Witness Testimony by Skype in Criminal Cases

 In Criminal

Can the prosecution call a witness by Skype video conference?

The Quick Answer on Using Video Conferencing

Outside of the special rules that apply to child victims, in order for the prosecution to call a witness by Skype in criminal cases, the prosecution must be able to show exceptional circumstances that warrant a departure from the preference for in-person testimony.

The Detailed Answer on Using Video Conferencing

The Confrontation Clause of the Sixth Amendment to the United States Constitution provides that “in all criminal prosecutions, the accused shall enjoy the right…to be confronted with the witnesses against him.” The Supreme Court, the Fifth Circuit, and Texas courts all have a strong preference for live face-to-face testimony. In Maryland v.
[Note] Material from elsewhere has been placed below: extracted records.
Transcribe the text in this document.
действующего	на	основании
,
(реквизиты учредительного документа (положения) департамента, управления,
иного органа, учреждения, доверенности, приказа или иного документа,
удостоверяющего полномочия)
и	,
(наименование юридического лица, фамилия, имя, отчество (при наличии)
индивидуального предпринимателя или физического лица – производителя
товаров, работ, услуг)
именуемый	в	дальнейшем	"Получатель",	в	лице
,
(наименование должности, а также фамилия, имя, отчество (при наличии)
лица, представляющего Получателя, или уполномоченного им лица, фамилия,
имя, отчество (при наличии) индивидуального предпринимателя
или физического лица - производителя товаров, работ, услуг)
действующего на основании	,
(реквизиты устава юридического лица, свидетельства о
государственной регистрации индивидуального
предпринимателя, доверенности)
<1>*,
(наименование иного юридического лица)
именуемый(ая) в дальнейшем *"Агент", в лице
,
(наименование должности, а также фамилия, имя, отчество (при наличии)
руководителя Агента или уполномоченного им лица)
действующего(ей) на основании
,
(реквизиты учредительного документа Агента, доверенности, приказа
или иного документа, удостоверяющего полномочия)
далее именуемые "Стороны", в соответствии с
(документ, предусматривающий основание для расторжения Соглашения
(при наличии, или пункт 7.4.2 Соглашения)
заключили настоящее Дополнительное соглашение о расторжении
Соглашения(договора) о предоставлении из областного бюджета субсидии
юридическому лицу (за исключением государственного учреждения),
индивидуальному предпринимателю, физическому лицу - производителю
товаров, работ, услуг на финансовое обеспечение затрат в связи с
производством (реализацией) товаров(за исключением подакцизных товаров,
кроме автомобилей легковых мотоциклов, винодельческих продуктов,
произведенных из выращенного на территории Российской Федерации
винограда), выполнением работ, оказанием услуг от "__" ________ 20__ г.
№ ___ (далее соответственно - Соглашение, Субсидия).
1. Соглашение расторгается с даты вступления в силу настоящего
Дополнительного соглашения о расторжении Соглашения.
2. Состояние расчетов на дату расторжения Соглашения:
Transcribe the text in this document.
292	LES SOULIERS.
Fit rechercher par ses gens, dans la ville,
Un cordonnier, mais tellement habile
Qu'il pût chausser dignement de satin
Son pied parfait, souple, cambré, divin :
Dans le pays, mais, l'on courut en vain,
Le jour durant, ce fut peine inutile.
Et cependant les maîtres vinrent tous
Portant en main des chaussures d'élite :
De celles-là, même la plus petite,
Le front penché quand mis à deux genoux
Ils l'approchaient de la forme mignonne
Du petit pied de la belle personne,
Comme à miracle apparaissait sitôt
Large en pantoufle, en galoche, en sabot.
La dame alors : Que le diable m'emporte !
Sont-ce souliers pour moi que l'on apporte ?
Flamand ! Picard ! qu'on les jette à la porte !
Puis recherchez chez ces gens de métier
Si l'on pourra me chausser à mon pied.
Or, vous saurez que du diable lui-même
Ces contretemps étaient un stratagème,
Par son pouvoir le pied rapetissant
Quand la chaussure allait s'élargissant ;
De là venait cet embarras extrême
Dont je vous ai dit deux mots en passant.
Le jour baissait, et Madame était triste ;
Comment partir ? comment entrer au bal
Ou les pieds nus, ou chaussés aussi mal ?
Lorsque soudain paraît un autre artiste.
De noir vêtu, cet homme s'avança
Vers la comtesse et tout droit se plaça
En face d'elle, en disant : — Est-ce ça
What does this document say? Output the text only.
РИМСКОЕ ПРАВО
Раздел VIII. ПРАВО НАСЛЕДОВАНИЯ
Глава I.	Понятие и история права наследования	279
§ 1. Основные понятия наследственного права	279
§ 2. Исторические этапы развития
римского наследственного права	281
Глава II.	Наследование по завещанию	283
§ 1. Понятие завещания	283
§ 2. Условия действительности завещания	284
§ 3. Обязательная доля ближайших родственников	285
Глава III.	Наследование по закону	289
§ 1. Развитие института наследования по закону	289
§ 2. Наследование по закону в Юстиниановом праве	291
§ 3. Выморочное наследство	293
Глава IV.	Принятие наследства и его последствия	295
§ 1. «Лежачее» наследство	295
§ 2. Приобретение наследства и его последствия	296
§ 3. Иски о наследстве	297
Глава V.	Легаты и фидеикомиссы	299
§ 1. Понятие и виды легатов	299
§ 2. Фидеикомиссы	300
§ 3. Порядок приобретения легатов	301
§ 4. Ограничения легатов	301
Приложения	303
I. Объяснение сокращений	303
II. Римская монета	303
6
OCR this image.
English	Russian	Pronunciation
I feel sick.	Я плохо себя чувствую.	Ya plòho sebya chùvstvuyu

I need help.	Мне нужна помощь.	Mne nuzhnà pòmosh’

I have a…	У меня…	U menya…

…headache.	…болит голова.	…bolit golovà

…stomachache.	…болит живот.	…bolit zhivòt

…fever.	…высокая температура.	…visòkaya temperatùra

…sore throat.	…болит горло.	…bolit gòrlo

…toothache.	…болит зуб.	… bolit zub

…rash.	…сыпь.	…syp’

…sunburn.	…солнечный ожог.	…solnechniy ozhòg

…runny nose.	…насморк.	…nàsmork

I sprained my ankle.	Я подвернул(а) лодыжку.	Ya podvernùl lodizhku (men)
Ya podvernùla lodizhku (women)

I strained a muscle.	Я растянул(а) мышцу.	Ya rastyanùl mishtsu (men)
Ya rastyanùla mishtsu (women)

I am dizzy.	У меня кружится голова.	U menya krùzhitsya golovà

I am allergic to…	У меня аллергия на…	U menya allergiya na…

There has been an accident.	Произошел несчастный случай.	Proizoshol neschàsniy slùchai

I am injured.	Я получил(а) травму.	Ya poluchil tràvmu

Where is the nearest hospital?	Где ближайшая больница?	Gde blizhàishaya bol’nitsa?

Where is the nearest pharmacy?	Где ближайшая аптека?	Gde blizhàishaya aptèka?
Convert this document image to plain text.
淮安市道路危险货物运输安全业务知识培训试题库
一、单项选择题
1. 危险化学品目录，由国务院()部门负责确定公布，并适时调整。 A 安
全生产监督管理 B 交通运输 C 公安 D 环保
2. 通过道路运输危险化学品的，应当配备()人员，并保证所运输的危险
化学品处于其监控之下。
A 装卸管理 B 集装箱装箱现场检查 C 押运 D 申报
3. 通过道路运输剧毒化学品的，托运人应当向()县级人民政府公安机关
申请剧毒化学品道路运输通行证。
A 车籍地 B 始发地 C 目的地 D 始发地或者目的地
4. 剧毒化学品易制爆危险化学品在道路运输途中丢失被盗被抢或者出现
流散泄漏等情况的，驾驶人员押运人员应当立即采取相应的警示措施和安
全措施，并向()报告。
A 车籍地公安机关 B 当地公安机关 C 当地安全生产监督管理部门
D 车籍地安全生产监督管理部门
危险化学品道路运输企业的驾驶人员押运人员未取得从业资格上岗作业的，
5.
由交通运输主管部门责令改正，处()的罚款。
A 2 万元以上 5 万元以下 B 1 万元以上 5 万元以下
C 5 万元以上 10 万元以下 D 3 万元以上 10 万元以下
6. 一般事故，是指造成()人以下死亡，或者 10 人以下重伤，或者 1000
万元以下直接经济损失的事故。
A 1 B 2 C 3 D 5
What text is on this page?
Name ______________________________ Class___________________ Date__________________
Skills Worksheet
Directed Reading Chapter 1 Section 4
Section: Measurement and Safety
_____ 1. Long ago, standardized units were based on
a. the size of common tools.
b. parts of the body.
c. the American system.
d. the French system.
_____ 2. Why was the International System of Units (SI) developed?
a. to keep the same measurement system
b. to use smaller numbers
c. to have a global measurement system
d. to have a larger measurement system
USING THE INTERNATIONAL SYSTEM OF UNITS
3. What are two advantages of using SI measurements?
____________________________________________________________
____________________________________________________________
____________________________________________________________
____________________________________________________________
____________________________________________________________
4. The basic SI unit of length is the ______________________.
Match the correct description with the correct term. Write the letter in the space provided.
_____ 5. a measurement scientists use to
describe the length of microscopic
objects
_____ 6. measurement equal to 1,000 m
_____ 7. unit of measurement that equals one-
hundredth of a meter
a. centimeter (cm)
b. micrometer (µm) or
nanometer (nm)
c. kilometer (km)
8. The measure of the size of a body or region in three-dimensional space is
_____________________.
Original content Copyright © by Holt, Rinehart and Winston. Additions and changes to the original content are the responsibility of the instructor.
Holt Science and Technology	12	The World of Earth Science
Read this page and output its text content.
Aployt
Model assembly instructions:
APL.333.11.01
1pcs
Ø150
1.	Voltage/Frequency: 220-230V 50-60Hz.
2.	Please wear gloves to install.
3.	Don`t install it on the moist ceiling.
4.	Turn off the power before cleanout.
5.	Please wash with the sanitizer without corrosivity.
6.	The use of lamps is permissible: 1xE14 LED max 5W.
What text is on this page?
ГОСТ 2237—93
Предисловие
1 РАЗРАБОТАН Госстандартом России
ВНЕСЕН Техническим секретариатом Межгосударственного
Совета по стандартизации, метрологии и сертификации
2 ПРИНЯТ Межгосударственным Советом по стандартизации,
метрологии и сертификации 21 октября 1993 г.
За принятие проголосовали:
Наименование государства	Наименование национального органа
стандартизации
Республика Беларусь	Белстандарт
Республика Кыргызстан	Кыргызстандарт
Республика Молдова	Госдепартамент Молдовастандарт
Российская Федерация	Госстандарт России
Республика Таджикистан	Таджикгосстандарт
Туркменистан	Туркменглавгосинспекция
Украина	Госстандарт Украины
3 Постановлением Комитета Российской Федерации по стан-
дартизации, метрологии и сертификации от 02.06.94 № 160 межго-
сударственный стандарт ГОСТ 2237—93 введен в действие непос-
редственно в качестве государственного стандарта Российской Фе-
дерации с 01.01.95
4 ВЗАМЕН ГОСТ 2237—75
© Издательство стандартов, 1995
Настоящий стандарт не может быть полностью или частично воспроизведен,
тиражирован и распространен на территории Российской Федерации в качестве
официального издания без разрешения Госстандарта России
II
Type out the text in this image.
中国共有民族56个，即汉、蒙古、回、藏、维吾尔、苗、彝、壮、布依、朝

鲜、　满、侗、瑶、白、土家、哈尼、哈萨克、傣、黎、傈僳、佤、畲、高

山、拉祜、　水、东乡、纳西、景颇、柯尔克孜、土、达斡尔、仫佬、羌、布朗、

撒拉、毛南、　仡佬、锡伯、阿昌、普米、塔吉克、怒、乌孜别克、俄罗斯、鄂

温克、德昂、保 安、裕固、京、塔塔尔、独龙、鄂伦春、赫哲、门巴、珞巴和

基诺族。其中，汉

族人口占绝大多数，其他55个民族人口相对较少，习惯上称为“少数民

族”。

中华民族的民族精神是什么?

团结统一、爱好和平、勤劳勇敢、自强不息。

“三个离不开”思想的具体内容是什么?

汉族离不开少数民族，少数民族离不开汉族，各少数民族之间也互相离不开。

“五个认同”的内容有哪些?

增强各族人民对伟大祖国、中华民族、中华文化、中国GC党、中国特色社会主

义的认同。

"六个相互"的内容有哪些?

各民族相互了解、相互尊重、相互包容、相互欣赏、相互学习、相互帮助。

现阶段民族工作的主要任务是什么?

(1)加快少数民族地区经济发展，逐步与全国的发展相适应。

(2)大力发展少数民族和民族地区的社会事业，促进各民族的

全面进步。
Craig,   the Supreme Court held that the right to confrontation is not absolute, but the requirement of face-to-face confrontation cannot be easily dispensed with.[1] The test adopted by the majority of the courts was stated clearly by the Court: “A defendant’s right to confront accusatory witnesses may be satisfied absent a physical, face-to-face confrontation at trial only where denial of such confrontation is necessary to further an important public policy and only where the reliability of the testimony is otherwise assured.”[2]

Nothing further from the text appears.